その間にも、女性陣の話は盛り上がっていく。
「宮廷魔法使いとしての任務で、ドイク男爵領を訪れたギュンター様と出会ったことがきっかけでした」
「どんな出会いですの?」
「当時、ドイク男爵領では大量発生したモンスターに悩んでいました。もちろん、冒険者を雇い、騎士団も派遣していただいていましたが、あまりよろしくない状況が続いていたのです。そんな男爵領をお救いになってくださったのが、ギュンター様なのです」
「……意外。ギュンターがまともに仕事している」
「花蓮君、君も失礼だね! 僕はいつだってまともさ!」
女性たちの声が耳に届いたらしく、抗議の声をあげたギュンターだったが、無視された。
「当時のわたくしは、お恥ずかしながらお転婆でして、父のために、領民のために力になりたいと思っていました。珍しいスキルを持っていたことから、なんでもできると思い込んでいたのです。モンスターとも戦える、そんな傲慢なことさえ抱くようになっていました」
暗い顔をするクリーを責める声はない。
誰でも一度は通る道だ。
サムだって魔法を覚えたてのときは、自分のことを天才ではないかと傲慢になり酷い失敗をしたことがある。
ウルのおかげで事なきを得たが、彼女に「反省しろ」とげんこつを食らったのは、苦い思い出だった。
「あろうことかわたくしは、モンスターを倒そうと単身で挑んでしいました。しかし、実際はモンスターを前にして恐怖で動くこともできず、死んでしまうのかと自らの行いを後悔したとき――ギュンター様が颯爽と現れお助けになってくださったのです!」
「……どうしよう、まったく覚えていない。二年前……は、ウルがいないせいで禁断症状が出ていた頃だったね。モンスター討伐で、持て余した感情を発散させていた記憶はあるが、この変態娘と会ったことがあっただろうか? いや、誰かの危機ならそれこそ数え切れないほど助けていたんだが」
色々聞き逃せないことを言っていたような気がするが、やはり覚えのないギュンターのようだ。

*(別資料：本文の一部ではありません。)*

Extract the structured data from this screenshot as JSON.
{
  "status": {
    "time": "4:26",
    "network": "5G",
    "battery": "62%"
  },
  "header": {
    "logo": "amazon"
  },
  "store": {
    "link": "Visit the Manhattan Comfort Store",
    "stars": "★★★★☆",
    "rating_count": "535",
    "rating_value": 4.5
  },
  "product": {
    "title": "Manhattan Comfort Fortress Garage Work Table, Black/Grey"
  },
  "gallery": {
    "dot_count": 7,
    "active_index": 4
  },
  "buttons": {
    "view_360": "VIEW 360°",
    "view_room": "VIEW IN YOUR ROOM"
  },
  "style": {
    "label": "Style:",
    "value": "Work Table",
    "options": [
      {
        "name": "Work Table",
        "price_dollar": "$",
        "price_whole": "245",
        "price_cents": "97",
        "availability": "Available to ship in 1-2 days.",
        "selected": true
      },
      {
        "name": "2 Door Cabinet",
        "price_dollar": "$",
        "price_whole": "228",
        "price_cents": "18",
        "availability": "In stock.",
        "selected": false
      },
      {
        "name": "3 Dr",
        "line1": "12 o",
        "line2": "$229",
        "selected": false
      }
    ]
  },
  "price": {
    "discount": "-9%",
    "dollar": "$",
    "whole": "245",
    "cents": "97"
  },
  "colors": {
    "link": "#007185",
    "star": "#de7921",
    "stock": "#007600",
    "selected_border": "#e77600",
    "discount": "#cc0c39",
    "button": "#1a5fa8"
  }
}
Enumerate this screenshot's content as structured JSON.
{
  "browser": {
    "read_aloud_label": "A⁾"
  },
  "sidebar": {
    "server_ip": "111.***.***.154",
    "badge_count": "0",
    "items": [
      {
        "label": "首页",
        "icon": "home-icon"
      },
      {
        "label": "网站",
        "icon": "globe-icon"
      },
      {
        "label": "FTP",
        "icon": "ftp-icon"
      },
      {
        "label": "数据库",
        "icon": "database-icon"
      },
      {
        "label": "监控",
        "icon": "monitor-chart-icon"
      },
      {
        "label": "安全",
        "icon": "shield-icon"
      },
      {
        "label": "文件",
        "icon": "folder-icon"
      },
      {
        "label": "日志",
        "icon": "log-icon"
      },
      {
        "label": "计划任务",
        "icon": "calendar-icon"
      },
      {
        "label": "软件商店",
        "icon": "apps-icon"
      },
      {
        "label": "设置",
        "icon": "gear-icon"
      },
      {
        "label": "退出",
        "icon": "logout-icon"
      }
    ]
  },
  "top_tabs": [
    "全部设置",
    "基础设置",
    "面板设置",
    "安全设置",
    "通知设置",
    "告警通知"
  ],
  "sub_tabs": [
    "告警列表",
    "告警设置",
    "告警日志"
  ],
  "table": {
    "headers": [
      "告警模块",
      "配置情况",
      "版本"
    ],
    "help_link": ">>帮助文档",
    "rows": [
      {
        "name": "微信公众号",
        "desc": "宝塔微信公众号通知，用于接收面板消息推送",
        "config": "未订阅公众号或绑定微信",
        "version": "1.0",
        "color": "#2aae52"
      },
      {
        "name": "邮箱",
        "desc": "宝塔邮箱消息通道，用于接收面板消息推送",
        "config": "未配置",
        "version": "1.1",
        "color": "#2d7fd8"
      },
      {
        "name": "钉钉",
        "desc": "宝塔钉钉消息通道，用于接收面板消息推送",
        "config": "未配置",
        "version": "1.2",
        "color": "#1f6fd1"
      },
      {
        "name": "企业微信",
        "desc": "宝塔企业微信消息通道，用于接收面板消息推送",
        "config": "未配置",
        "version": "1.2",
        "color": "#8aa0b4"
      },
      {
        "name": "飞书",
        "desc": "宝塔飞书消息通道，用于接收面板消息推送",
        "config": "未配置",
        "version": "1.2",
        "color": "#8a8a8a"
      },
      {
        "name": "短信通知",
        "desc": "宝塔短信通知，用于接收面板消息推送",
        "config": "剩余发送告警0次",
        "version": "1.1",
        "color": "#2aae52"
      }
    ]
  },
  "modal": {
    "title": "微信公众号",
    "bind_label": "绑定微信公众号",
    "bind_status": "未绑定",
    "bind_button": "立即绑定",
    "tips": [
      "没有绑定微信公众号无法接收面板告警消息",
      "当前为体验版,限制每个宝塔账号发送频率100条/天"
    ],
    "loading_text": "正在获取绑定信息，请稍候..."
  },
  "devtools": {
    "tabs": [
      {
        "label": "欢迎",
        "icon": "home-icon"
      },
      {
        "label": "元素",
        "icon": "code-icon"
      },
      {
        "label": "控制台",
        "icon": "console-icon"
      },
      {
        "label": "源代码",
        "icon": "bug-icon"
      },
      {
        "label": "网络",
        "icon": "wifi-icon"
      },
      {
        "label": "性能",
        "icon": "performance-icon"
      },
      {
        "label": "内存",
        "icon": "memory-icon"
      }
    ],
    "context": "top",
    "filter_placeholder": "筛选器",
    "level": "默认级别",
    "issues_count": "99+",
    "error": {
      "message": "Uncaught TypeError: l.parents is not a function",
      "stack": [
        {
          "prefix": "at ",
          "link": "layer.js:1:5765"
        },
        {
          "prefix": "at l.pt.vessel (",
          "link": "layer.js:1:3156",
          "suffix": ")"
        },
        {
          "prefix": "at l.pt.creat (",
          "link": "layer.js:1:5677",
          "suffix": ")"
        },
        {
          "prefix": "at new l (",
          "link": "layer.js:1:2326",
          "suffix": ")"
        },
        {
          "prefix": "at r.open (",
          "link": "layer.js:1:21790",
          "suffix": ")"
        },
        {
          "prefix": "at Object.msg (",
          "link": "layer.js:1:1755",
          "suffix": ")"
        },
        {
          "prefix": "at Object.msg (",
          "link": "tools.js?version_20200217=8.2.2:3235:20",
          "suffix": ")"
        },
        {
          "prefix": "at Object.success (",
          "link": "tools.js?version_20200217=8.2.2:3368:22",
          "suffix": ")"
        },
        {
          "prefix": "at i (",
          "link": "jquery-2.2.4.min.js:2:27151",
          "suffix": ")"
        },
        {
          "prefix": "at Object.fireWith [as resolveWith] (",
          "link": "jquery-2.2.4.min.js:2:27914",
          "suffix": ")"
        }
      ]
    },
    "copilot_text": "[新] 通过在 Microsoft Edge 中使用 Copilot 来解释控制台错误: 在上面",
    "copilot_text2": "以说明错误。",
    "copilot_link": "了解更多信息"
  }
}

「ふふっ、ピンチを颯爽と救われるなんて、ギュンターもやるわね」
「物語のようですわ!」
「危険だけど、女の子なら憧れるシーン」
「あははは、クリーちゃんに怪我がなくて何よりだよ」
女性陣もクリーの話に満足しているようだ。
そして、感情を昂らせたクリーはその時を思い出すように、手に汗握り続けた。
「わたくしは、そのとき決意したのです――この方の子を孕もうと!」
拍手が響き渡り、クリーが恥ずかしそうに一礼する。
しかし、ギュンターはどん引いているし、ジョナサンも引きつった顔をしている。
そしてサムも、
「……なんて末恐ろしい十歳なんだ。このときから片鱗は見せていたってことなんだろうねぇ」
途中までは良い話だったのだが、最後の決意でちょっと引いてしまった。
そんな男性たちに対して、
「わかるわぁ」
と、拍手している女性たちが、理解を示しているのがなんともいえない光景だった。
(ま、いろいろな意味でギュンターとお似合いだな)
突っ込みどころはいくつかあったが、一途にギュンターを想っていることはいいことだと思う。
サムは、ギュンターがうまい具合にクリーと結ばれて、自分へのアプローチをやめてほしいと切に願うのだった。